LOPA – Validating Human IPLs and Ies
- Type: Conference Presentation
- Conference Type:
AIChE Spring Meeting and Global Congress on Process Safety
- Presentation Date:
March 14, 2011
- Skill Level:
Layer of Protection Analysis (LOPA) is a simplified risk assessment method that provides an order of magnitude estimate of the risk of a potential accident scenario. Humans can be the cause on an accident scenario (the Initiating Event [IE]) or human can serve as an independent protection layer (IPL). In either case, estimating the likelihood of the human error and measuring the human error rate at a site are troublesome tasks within the LOPA framework or QRA framework, which is one of the reasons some companies do not give any credit for a human IPL.

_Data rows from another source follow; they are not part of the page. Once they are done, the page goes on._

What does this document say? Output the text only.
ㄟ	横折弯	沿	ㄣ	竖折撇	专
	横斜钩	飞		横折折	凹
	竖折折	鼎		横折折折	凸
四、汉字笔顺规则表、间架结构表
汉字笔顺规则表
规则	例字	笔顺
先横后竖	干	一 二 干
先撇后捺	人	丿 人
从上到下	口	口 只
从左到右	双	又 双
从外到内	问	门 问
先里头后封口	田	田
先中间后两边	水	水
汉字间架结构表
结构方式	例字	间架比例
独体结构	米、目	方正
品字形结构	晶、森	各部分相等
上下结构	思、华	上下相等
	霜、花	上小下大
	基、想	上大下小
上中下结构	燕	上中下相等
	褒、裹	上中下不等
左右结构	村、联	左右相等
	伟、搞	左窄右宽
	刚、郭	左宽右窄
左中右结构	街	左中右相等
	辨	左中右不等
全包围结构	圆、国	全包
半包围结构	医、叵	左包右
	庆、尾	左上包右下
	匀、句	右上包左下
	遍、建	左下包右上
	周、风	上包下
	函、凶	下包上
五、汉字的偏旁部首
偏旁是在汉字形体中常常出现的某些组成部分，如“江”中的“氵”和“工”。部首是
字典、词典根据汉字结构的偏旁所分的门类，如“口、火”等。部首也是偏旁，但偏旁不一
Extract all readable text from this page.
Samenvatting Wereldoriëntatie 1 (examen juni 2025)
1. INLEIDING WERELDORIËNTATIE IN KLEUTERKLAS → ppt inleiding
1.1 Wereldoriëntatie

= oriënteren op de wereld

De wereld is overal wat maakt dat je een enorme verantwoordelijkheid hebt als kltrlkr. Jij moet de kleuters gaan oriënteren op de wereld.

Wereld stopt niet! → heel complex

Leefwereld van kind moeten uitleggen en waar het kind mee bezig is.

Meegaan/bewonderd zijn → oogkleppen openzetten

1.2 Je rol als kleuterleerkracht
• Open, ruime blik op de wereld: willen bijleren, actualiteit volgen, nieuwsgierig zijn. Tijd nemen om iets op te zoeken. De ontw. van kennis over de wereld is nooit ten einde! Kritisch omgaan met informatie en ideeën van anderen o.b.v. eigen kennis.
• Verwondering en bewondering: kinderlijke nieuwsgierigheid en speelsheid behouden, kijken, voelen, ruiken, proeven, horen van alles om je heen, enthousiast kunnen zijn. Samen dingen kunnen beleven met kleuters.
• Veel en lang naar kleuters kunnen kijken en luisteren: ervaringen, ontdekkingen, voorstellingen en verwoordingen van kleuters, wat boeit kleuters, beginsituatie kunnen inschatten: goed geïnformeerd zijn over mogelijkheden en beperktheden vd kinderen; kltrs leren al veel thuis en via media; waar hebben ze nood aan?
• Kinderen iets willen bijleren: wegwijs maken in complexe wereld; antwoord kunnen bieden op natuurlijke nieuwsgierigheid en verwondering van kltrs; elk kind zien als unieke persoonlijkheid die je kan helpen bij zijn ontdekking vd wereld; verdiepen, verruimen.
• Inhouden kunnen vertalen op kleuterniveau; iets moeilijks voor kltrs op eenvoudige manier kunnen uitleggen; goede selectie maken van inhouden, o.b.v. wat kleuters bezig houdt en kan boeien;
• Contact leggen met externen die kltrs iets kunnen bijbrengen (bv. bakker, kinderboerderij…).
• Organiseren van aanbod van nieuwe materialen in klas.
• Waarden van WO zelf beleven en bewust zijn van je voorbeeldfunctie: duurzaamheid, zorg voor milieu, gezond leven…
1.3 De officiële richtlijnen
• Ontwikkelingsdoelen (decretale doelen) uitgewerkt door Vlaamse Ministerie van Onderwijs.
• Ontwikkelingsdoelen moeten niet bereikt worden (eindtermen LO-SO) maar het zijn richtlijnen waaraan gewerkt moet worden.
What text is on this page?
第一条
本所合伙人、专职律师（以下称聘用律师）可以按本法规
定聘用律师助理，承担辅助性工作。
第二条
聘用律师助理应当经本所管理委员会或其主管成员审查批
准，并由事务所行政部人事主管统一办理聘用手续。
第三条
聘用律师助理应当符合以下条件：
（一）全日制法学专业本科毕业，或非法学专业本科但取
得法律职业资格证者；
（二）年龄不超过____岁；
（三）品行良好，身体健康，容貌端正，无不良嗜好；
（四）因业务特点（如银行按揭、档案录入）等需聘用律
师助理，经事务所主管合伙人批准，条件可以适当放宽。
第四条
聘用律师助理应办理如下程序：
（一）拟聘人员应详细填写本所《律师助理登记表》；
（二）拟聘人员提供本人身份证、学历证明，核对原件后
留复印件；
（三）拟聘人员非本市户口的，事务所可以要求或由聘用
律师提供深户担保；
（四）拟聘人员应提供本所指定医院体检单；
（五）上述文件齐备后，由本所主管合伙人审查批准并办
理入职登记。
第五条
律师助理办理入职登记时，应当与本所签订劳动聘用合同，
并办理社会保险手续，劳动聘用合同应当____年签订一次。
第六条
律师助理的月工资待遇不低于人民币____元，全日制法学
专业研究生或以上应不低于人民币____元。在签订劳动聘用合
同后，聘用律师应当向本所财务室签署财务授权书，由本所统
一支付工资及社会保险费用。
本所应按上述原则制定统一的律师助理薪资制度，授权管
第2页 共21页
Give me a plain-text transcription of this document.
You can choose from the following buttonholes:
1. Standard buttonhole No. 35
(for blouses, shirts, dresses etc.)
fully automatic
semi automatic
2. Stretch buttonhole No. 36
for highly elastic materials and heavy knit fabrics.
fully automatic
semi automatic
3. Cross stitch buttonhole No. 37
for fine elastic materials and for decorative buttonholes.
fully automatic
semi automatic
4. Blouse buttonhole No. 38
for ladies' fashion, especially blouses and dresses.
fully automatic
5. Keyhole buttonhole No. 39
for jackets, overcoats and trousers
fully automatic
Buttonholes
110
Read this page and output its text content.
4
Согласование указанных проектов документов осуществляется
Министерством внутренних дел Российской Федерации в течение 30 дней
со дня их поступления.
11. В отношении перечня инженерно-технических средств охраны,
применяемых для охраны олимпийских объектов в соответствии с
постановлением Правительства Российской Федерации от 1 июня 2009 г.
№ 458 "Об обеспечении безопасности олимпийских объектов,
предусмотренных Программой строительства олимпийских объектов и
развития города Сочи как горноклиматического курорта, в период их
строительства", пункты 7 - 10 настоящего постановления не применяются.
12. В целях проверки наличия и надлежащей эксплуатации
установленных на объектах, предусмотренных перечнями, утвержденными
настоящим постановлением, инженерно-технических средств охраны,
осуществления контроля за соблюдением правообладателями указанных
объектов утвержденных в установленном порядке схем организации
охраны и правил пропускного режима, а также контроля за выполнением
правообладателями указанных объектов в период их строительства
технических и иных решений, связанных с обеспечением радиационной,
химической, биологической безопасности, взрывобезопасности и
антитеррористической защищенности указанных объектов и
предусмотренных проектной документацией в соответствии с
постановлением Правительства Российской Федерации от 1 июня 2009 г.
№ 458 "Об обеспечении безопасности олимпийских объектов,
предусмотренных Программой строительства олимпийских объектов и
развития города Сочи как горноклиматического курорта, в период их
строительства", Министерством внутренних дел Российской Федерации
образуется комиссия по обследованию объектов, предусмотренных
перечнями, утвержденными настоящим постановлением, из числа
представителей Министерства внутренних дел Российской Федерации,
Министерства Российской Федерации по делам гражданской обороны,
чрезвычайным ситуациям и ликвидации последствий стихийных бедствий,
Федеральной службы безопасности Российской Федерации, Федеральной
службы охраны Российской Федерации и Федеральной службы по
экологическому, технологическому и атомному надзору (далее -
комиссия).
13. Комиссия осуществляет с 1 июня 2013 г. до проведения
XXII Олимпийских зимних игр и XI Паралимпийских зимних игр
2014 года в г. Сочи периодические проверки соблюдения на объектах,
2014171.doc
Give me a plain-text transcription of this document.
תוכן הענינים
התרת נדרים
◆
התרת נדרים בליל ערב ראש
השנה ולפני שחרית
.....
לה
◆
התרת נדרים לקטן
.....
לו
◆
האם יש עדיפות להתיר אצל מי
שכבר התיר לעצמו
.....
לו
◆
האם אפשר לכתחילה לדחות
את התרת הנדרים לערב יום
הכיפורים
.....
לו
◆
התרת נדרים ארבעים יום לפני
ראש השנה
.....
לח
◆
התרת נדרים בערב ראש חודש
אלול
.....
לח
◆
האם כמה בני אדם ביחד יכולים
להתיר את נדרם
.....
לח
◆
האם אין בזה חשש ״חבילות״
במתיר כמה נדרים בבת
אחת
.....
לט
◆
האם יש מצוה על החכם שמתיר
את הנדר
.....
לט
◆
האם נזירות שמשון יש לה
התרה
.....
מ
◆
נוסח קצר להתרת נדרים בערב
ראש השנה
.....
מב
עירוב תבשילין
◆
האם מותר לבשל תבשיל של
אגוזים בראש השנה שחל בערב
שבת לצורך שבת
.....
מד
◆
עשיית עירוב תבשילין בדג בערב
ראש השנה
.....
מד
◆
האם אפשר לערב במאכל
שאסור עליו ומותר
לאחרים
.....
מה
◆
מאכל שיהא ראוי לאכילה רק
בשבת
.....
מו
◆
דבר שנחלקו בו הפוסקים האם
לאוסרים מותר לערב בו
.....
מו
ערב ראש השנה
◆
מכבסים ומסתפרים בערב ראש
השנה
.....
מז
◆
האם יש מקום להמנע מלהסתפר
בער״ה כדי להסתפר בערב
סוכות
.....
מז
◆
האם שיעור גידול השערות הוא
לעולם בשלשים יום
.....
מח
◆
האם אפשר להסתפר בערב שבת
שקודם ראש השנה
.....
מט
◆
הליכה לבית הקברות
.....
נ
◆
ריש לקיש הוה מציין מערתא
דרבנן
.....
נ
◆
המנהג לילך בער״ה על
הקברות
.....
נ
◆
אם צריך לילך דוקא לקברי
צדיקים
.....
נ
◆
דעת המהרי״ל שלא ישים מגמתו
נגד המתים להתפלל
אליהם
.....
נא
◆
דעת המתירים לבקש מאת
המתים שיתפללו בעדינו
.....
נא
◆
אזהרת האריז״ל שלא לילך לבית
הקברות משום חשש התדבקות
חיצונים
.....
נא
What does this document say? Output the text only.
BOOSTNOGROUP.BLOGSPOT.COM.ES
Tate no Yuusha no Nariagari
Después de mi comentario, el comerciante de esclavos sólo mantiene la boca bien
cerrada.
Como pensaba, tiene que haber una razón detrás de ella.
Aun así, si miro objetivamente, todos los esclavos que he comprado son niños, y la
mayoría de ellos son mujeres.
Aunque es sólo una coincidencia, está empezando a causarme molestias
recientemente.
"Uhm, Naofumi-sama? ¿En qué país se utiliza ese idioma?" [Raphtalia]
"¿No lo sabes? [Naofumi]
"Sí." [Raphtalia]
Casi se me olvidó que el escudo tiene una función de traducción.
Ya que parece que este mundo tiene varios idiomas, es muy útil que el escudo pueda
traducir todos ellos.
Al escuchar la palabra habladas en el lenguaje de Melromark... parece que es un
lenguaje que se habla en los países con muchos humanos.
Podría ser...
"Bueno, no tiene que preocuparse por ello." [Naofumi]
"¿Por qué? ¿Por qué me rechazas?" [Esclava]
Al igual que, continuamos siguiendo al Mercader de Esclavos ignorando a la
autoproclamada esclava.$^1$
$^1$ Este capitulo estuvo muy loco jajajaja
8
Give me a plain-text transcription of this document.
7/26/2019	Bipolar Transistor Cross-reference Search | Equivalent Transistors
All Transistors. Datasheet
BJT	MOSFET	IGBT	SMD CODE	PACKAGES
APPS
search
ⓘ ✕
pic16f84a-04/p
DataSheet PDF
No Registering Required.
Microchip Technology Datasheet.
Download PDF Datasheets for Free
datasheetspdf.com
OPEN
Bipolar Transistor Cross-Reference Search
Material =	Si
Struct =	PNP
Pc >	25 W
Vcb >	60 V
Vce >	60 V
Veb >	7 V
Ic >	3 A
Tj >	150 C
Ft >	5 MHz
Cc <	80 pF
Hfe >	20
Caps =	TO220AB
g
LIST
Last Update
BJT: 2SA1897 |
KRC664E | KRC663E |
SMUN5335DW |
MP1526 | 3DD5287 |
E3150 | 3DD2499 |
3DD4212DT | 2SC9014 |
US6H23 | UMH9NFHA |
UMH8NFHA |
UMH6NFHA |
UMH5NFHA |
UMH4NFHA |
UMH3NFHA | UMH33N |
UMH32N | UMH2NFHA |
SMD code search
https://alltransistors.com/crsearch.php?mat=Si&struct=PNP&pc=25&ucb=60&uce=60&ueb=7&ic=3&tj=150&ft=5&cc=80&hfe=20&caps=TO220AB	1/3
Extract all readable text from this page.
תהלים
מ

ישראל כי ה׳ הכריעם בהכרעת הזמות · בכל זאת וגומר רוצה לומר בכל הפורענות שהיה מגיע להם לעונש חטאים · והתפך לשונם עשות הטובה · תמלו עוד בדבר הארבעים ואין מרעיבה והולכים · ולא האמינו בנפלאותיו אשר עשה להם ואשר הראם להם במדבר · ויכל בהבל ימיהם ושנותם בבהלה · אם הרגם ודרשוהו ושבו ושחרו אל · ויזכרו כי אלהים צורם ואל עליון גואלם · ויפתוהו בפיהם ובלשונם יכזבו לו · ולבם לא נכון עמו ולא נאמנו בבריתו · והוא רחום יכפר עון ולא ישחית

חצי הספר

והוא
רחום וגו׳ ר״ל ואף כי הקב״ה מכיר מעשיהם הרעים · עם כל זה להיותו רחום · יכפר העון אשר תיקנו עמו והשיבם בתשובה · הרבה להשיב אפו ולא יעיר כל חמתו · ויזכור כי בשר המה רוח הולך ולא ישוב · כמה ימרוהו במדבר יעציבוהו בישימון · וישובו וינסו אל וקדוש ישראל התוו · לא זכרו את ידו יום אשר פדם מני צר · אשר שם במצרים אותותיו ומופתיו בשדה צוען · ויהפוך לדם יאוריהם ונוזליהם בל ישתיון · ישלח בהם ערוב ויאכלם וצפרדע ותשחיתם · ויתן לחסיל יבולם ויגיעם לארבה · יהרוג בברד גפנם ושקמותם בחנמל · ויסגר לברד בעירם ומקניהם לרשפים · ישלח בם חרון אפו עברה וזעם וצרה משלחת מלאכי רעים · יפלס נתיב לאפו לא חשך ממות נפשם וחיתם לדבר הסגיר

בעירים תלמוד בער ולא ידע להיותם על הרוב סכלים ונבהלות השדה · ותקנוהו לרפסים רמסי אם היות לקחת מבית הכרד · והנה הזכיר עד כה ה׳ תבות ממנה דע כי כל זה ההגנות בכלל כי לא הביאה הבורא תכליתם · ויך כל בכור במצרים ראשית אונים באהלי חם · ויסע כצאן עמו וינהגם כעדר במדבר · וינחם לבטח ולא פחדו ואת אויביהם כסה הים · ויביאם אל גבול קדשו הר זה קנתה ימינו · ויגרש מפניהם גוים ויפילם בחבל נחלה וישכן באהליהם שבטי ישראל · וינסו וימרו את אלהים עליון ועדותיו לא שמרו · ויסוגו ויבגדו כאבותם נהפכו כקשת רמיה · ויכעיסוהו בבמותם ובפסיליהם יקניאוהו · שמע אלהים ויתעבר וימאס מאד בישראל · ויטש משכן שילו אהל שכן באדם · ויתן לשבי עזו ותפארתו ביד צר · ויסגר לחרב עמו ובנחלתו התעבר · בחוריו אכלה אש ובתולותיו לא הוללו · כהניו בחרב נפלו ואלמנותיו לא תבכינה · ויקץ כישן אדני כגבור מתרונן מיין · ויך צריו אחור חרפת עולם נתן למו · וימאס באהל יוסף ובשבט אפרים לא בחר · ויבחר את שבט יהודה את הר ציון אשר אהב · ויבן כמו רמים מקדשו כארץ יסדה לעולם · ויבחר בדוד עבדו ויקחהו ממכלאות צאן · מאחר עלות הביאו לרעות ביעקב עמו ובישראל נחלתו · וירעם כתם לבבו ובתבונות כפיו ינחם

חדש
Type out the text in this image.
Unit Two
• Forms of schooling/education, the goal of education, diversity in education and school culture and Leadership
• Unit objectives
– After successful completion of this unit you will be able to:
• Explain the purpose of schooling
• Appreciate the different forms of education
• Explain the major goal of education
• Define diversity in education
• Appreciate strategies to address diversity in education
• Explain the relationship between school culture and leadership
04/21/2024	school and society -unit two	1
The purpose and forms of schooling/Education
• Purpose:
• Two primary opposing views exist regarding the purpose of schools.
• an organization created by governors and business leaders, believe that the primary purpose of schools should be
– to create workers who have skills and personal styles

Identifying and sustaining independent protection layers (IPLs) is the heart of LOPA. Each IPL must of course be independent of the initiating event (IE) and the other IPLs and must be capable (big enough, fast enough, strong enough, etc.). But also, each IPL must be 1) maintained or kept in practice/service, 2) validated/proven to provide the probability of failure (PFD) chosen, and 3) documented and audited periodically to substantiate these values.
One type of IPL is a Human IPL. These include preventative steps that may stop a scenario from progressing once it is initiated, but more typically the human IPLs are responses to alerts or alarms or troubling readings and sample results.
This paper continues from the paper in 2010 GCPS and from the approaches outlined in ?Initiating Events and Independent Protection Layers, CCPS, 2011?, and shows the data needed for adequately counting the human in a LOPA (and other risk assessments). The main focus of the paper is on practical means for collecting raw data in a plant setting for substantiating the error rates for the site so that the IE rates and IPLs probabilities of failure can be fairly credited. The discussion covers the training requirements that should be met, proof drills for response to alarms, simulations and tests, frequency of proofs, and of course the effect of human factors on human error rates. Actual plant data and tests are included in the paper to provide the reader with examples of how similar data collection and validation can be set up within their companies. The paper also illustrates how such data can be used for adjusting calculation/prediction of human error rates for new settings, such as plant expansion.